“Sky.” His voice is low.
I lift a hand. “No, I am still mad at you.”
“I know.”
“And I need to protect myself.” I hold his gaze because he deserves the full weight of this and I deserve to say it. “I can’t survive another time of you deciding what's best for me. I cannot do that twice.”
Something shifts across his face. The honesty of it landing exactly where I meant it to and I watch it move through him. Watch his jaw tighten, his eyes darken, and the particular way a man absorbs a truth he already knew but had not yet had to face in the full light of morning.
“I will regret that for the rest of my life,” he says.
I open the car door, but I don’t get in just yet. I stand with my hand on the frame, the morning air around us, and everything still unresolved.
He steps back.
That might be the most dangerous thing about this new Zane. He knows when to stop. The boy I loved never knew when to stop, pushing every boundary until it either held or broke.
I get into the car before I do something stupid, like kiss him goodbye and undo every boundary I spent the last two minutes trying to build with my bare hands and whatever dignity I had left.

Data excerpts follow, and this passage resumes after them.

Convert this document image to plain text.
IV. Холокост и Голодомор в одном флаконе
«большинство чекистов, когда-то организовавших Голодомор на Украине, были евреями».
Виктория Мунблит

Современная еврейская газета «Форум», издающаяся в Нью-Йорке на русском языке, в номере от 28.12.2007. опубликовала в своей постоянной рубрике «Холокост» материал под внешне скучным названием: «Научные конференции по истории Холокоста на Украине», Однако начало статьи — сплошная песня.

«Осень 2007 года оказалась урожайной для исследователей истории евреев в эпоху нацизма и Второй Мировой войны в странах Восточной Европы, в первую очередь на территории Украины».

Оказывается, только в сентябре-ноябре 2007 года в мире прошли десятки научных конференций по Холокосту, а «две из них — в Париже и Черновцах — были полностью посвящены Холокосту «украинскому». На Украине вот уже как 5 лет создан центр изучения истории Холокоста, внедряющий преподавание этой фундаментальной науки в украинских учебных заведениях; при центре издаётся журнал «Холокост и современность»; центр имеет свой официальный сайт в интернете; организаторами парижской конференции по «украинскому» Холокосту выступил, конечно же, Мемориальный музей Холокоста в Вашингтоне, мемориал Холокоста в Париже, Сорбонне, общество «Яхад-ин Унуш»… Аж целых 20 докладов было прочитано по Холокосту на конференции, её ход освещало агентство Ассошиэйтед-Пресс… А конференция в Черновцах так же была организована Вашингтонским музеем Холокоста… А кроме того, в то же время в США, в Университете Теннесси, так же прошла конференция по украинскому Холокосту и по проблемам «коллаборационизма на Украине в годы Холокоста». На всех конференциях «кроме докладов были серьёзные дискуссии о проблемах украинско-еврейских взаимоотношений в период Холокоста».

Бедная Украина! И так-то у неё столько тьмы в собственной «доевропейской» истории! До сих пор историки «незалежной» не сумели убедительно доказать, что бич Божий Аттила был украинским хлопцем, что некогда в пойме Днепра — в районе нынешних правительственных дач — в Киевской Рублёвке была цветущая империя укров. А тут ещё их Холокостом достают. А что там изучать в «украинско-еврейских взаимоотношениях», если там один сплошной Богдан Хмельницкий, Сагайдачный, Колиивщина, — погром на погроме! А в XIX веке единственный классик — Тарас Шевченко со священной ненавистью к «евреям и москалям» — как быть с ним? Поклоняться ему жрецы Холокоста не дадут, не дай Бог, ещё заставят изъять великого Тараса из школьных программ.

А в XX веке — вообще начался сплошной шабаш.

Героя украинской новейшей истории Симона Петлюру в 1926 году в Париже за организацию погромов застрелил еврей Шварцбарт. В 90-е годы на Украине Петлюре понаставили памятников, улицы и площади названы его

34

He closes the door for me before stepping back.
I start the engine and the car grumbles to life. I pull out of the parking lot.
As I drive, I check the side mirror. Zane stands where I left him on the strip of concrete outside the workshop. Next, Rainer appears, moving out of the building to stand beside him. Those two men, side by side in the morning light, watching me go.
The two people who made the word home feel both possible and impossible in the same breath. Now they are watching me drive away from something I am not sure I have the strength to keep driving away from.
My eyes burn. I turn the corner before the tears can fall, before the mirror can show me anything else I am not ready to see.
But I still feel them there, sitting at the edges of everything that was my life before.
I drive and let the city close in around me, the way it will be long after I have figured out what to do with a heart that has apparently never, not for a single day in seven years, stopped belonging to Zane Rivera.
By the time I reach Cassie’s building, I have wiped my face twice and convinced myself I look completely normal. Composed. Fine. A woman who spent the night making excellent decisions and has no regrets whatsoever.
Cassie is on me the moment I open the front door.
She is wearing an oversized sweatshirt and tights, with the expression of a woman who has been awake for several hours, constructing elaborate theories without adult supervision. Her gaze drops to my neck before I have fully closed the door behind me.
Her eyes widen. “Oh.”
“Don’t,” I tell her.
“I haven’t said anything.”
“You said oh.”
She lifts one shoulder with the casual innocence of someone who has never been innocent a day in her life. “Oh is a gateway noise. It is not legally binding.”
“It was judgmental.”
“It was observant.” Her eyes drop to my neck again, and her mouth twitches at the corner. “Very observant. Skylar James,that is not a hickey. That is a crime scene with romantic lighting.”
I shut the door and move past her into the apartment. “Cassie.”
“No, seriously. Should I be calling someone? Because that thing looks like he tried to leave a forwarding address with his mouth.”
Heat crawls up my neck, which is entirely pointless because the evidence is already there like a neon sign on a quiet street.